Clarification on "Equate Alignments"

You don't need the exact same features, you need SIMILAR features. If you touched the granite before flipping, then touch the top surface after flipping. The trihedron needs to look in the SIMILAR direction, i.e. up before and down after (if you flip the part) or vice versa. If you end up with the trihedron into the granite, that's no problem, your free to rotate your trihedron any way you want after the equate. Don't forget the clocking of the part!

Easiest way to understand it is if you took your finger and held it on the part that you want to use as your initial origin.
Move the part as necessary (while holding your finger on that same spot).
Now create a new alignment to match how the part sits on the machine (following your finger).
Create the equate align afterwards, detailing what you did different.

As it applies to your specific situation:
--Initial alignment is a simulated part surface (by leveling to the surface of the machine), which is an inverted vector. you need to match the part's intended 6dof (finger on the spot).
--Your part's plane is actually a Z- vector, but you are probing in Z+ and leveling in Z+. This is the issue.
--When you flip the part and measure that true surface, the vector of that part's plane is flipped.
--You should construct that initial cmm surface plane, then construct a "flipped" vector plane of that plane. That way your initial alignment is relative to the PART.
When you do this, you won't need to flip the X vector between alignments.

So:
Measure cmm plate (Z+).
create flipped Z- vector plane, from that plane
create your rotate line
create your origin circle

align/level Z- to the flipped Z- plane
align/rotate X+ about Z
align/translate x y & z

move part.

create top plane
create same rotation line about the same vector direction, using the same face of the part as before
create the same origin circle

align/level Z+ to the top of the part
align/rotate X+ about Z
align/translate x y & z

equate align between the two, and you are set.

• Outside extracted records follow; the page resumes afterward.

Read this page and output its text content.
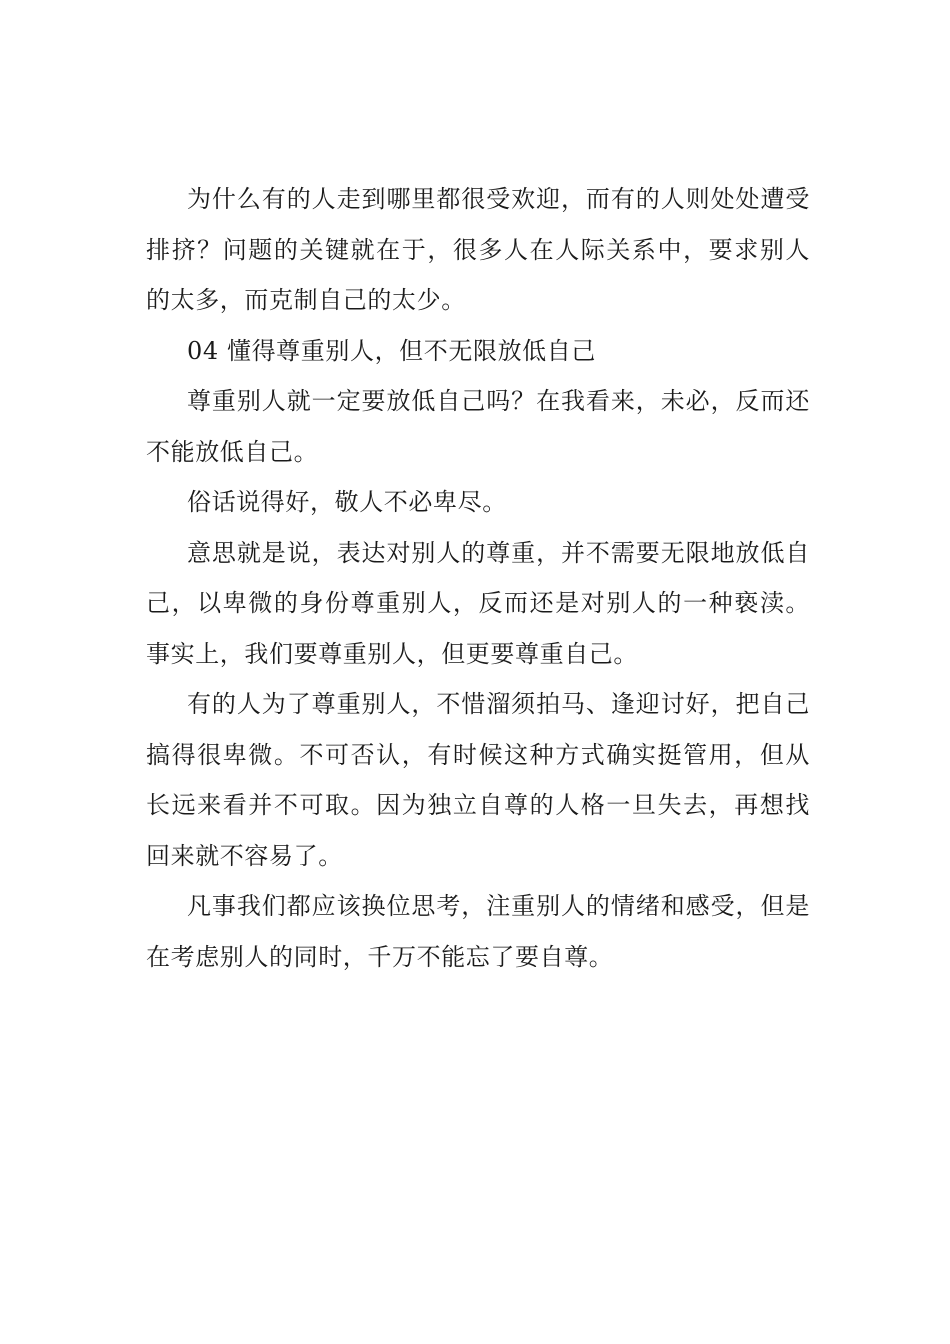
为什么有的人走到哪里都很受欢迎，而有的人则处处遭受排挤？问题的关键就在于，很多人在人际关系中，要求别人的太多，而克制自己的太少。

04 懂得尊重别人，但不无限放低自己

尊重别人就一定要放低自己吗？在我看来，未必，反而还不能放低自己。

俗话说得好，敬人不必卑尽。

意思就是说，表达对别人的尊重，并不需要无限地放低自己，以卑微的身份尊重别人，反而还是对别人的一种亵渎。事实上，我们要尊重别人，但更要尊重自己。

有的人为了尊重别人，不惜溜须拍马、逢迎讨好，把自己搞得很卑微。不可否认，有时候这种方式确实挺管用，但从长远来看并不可取。因为独立自尊的人格一旦失去，再想找回来就不容易了。

凡事我们都应该换位思考，注重别人的情绪和感受，但是在考虑别人的同时，千万不能忘了要自尊。
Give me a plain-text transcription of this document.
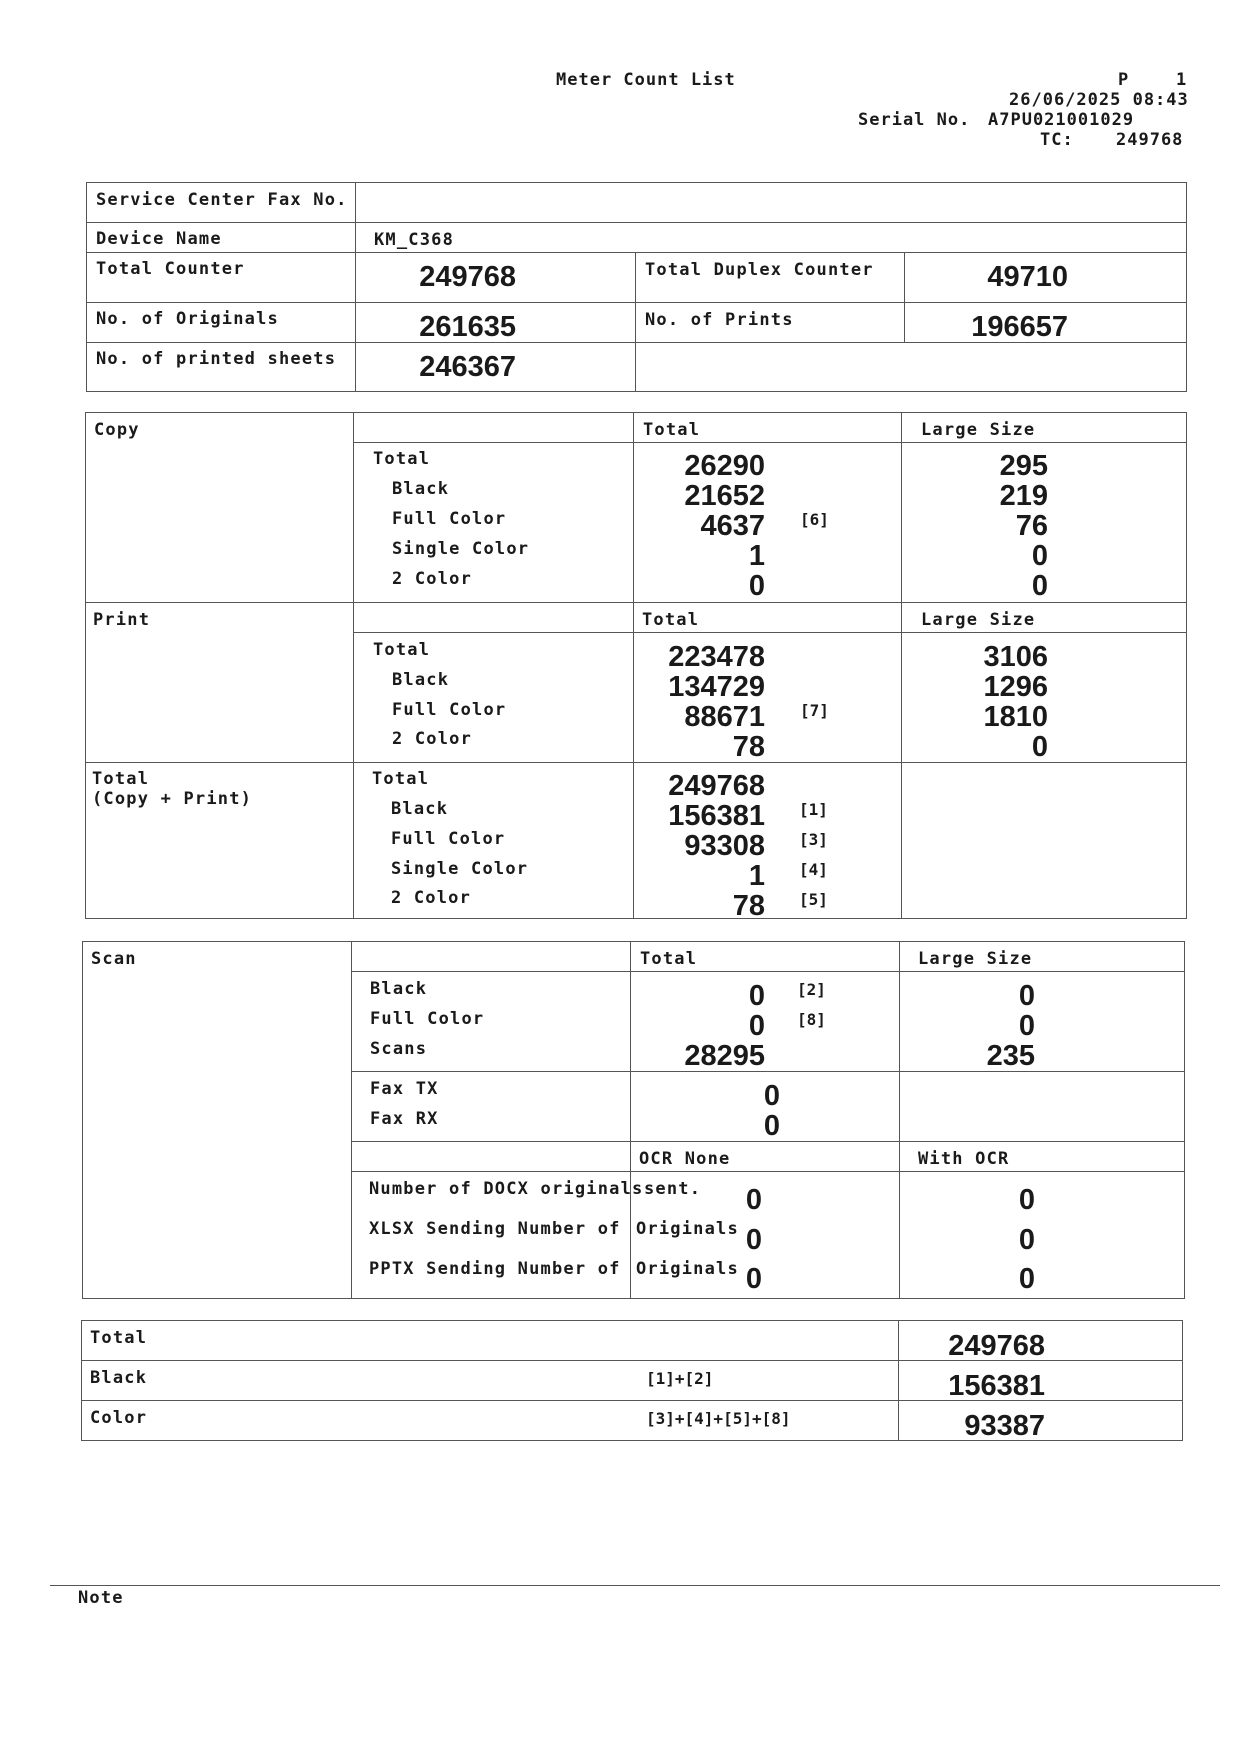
Meter Count List	P	1
26/06/2025 08:43
Serial No. A7PU021001029
TC: 249768
Service Center Fax No.
Device Name	KM_C368
Total Counter	249768	Total Duplex Counter	49710
No. of Originals	261635	No. of Prints	196657
No. of printed sheets	246367
Copy	Total	Large Size
Total	26290	295
Black	21652	219
Full Color	4637 [6]	76
Single Color	1	0
2 Color	0	0
Print	Total	Large Size
Total	223478	3106
Black	134729	1296
Full Color	88671 [7]	1810
2 Color	78	0
Total
(Copy + Print)
Total	249768
Black	156381 [1]
Full Color	93308 [3]
Single Color	1 [4]
2 Color	78 [5]
Scan	Total	Large Size
Black	0 [2]	0
Full Color	0 [8]	0
Scans	28295	235
Fax TX	0
Fax RX	0
OCR None	With OCR
Number of DOCX originals sent.	0	0
XLSX Sending Number of Originals 0	0
PPTX Sending Number of Originals 0	0
Total	249768
Black	[1]+[2]	156381
Color	[3]+[4]+[5]+[8]	93387
Note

Normally when I use a Manual (A1) and DCC (A2) iterative alignments. When I have to use an Equate alignment I will measure the 1st end of the part, then when I'm ready to move the part (either flip or in my case usually in the 'Y' axis) I will move the part recall the Startup ailignment and do a new Manual (A3) and DCC (A4) iterative alignments. I will then equate the DCC alignments (A4=A2). I can then recall anyother alignments I might need or in the case of the latest equate I had to use finish measuring the -A- & -B- surfaces so I could create my A|B|C alignment.

Oh my god. I just realized that the reason it wasn't working the way I thought it should was because I didn't adjust the trihedron after the equate alignment! Thanks!